Even the shiest people who are afraid to talk about wines (because they don’t know enough or aren’t familiar with the common vocabulary) are most likely to engage in a wine conversation after you devote so much effort to presenting the wines like a professional.

Of course, there are exceptions to these five steps, and the most notable exception would be the famous decanting.

Decanting is a technique used for the purpose of allowing the wine to breathe. How to choose the wine decanter, when to use it, and when not to use a decanter, is another story. And it is also a matter of which aspects of the wine you prefer to emphasize.

FAQs about how to open a bottle of wine

Q1. How do I start opening a wine bottle?

First off, grab your wine opener – preferably, a waiter’s friend corkscrew for its versatility and efficiency. Begin by removing the foil cap to access the cork, showing that you’re on track to enjoying your wine.

Q2. What’s the right way to insert the corkscrew?

Hold the neck of the bottle firmly with one hand while centering your corkscrew atop the cork with your other hand. Twist gently but firmly until you’ve pierced deep enough — about three-quarters into the cork. It’s all about control, ensuring nothing goes awry during this delicate stage.

Q3. How do I properly pull out the cork?

This is where it gets exciting! With a firm grip on both bottle and opener, use leverage from your wing or waiter’s corkscrew – whichever tool you’re wielding – to carefully lift out that stubborn cork. You might have to wiggle it back and forth just a touch as it comes free… And voila! The sound of popping cork is music to any wine lover’s ears.

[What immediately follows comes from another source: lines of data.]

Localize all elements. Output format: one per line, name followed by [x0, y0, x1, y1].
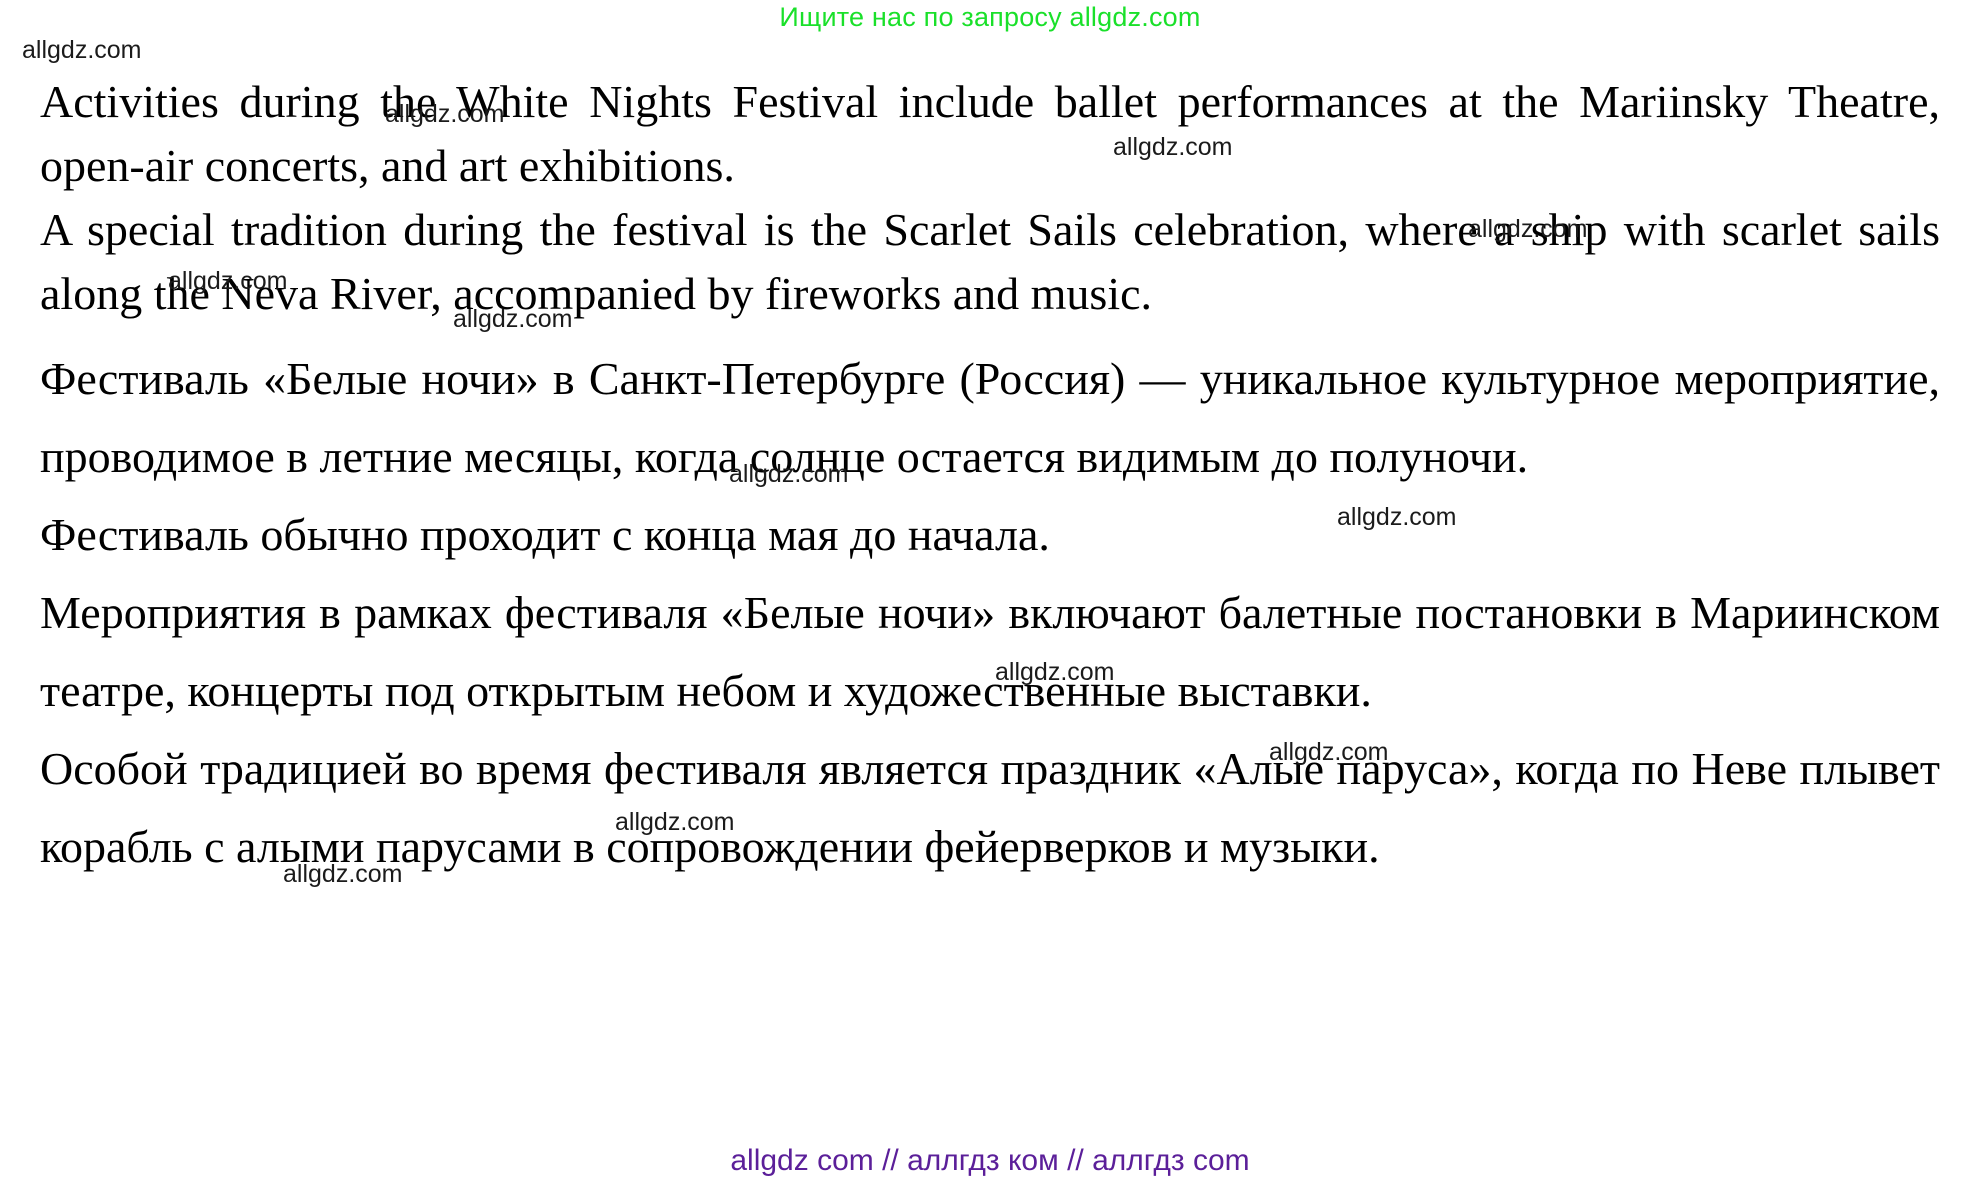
russian-text-block: Фестиваль «Белые ночи» в Санкт-Петербург…: [40, 340, 1940, 886]
russian-paragraph-4: Особой традицией во время фестиваля явля…: [40, 730, 1940, 886]
site-promo-banner: Ищите нас по запросу allgdz.com: [0, 2, 1980, 33]
russian-paragraph-1: Фестиваль «Белые ночи» в Санкт-Петербург…: [40, 340, 1940, 496]
english-text-block: Activities during the White Nights Festi…: [40, 70, 1940, 326]
russian-paragraph-2: Фестиваль обычно проходит с конца мая до…: [40, 496, 1940, 574]
english-paragraph-1: Activities during the White Nights Festi…: [40, 70, 1940, 198]
watermark-1: allgdz.com: [22, 36, 142, 65]
russian-paragraph-3: Мероприятия в рамках фестиваля «Белые но…: [40, 574, 1940, 730]
footer-branding: allgdz com // аллгдз ком // аллгдз com: [0, 1144, 1980, 1178]
english-paragraph-2: A special tradition during the festival …: [40, 198, 1940, 326]
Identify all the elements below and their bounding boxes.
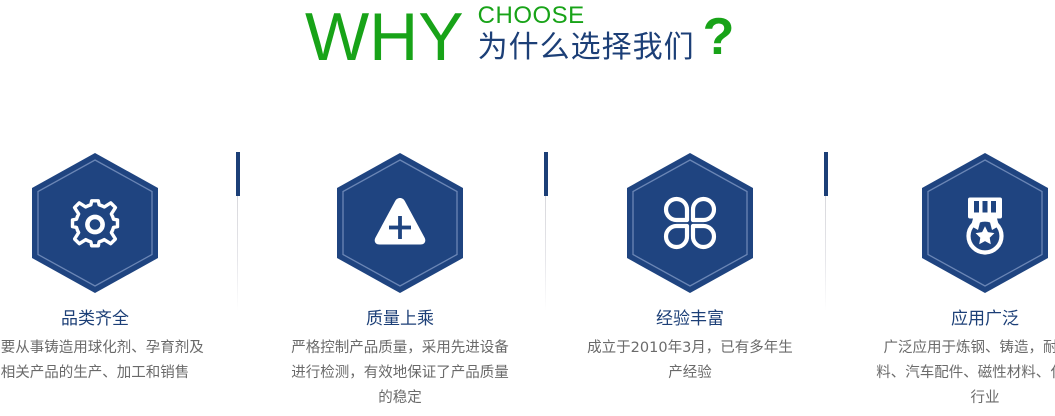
feature-card-1: 品类齐全 主要从事铸造用球化剂、孕育剂及相关产品的生产、加工和销售: [0, 150, 220, 386]
gear-icon: [31, 152, 159, 294]
card-title: 经验丰富: [565, 308, 815, 330]
triangle-plus-icon: [336, 152, 464, 294]
card-description: 成立于2010年3月，已有多年生产经验: [565, 336, 815, 386]
card-title: 品类齐全: [0, 308, 220, 330]
feature-card-3: 经验丰富 成立于2010年3月，已有多年生产经验: [565, 150, 815, 386]
header-middle-block: CHOOSE 为什么选择我们: [478, 0, 695, 67]
header-inner: WHY CHOOSE 为什么选择我们 ?: [305, 0, 734, 74]
medal-icon: [921, 152, 1049, 294]
card-title: 应用广泛: [860, 308, 1055, 330]
four-petal-clover-icon: [626, 152, 754, 294]
hexagon-badge-4: [860, 150, 1055, 295]
hexagon-badge-3: [565, 150, 815, 295]
hexagon-badge-1: [0, 150, 220, 295]
hexagon-badge-2: [275, 150, 525, 295]
header-choose-text: CHOOSE: [478, 2, 695, 29]
card-description: 主要从事铸造用球化剂、孕育剂及相关产品的生产、加工和销售: [0, 336, 220, 386]
card-description: 严格控制产品质量，采用先进设备进行检测，有效地保证了产品质量的稳定: [275, 336, 525, 411]
header-question-mark: ?: [703, 8, 735, 74]
header-chinese-title: 为什么选择我们: [478, 29, 695, 67]
feature-card-2: 质量上乘 严格控制产品质量，采用先进设备进行检测，有效地保证了产品质量的稳定: [275, 150, 525, 411]
feature-cards: 品类齐全 主要从事铸造用球化剂、孕育剂及相关产品的生产、加工和销售 质量上乘 严…: [0, 150, 1055, 416]
header-why-text: WHY: [305, 0, 464, 74]
section-header: WHY CHOOSE 为什么选择我们 ?: [0, 0, 1055, 95]
card-title: 质量上乘: [275, 308, 525, 330]
card-description: 广泛应用于炼钢、铸造，耐火材料、汽车配件、磁性材料、化工等行业: [860, 336, 1055, 411]
feature-card-4: 应用广泛 广泛应用于炼钢、铸造，耐火材料、汽车配件、磁性材料、化工等行业: [860, 150, 1055, 411]
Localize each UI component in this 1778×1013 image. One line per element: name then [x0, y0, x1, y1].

Q4. Is there an alternative method if I don’t have a traditional corkscrew?

Indeed, when in a pinch — say at a picnic or impromptu gathering — getting creative becomes necessary! Opening wine without a corkscrew might seem daunting; however, methods using shoes for shock absorption or utilizing tools like screw caps offer makeshift solutions.

Q5. Why bother decanting my wine after opening?

Decanting isn’t just for show; it serves multiple purposes—oxygenating more robust, full-bodied wines and separating older vintages from settled sediments, thereby enhancing aromas and flavors deserving of those precious terroirs’ efforts through each harvest season at wineries worldwide.

Q6. What are some common mistakes when uncorking wine––and how can I avoid them?

Common pitfalls include breaking seals improperly, causing cork taint, and struggling with extraction due to incorrect insertion techniques, among others. Always start by cutting around foil cleanly, ensure always twist corkscrews straight down, leverage tools effectively, keep steady hands–-and most importantly: practice patience. Remember: every opened bottle provides learning opportunities, paving the way toward becoming an adept connoisseur over time.


Ready to open a bottle of wine like a pro? Gather the tools: waiter-style corkscrew and foil cutter. Present the bottle, remove the foil, and insert the corkscrew. Pull out the cork and pour the wine.

Remember to handle vintage wines delicately.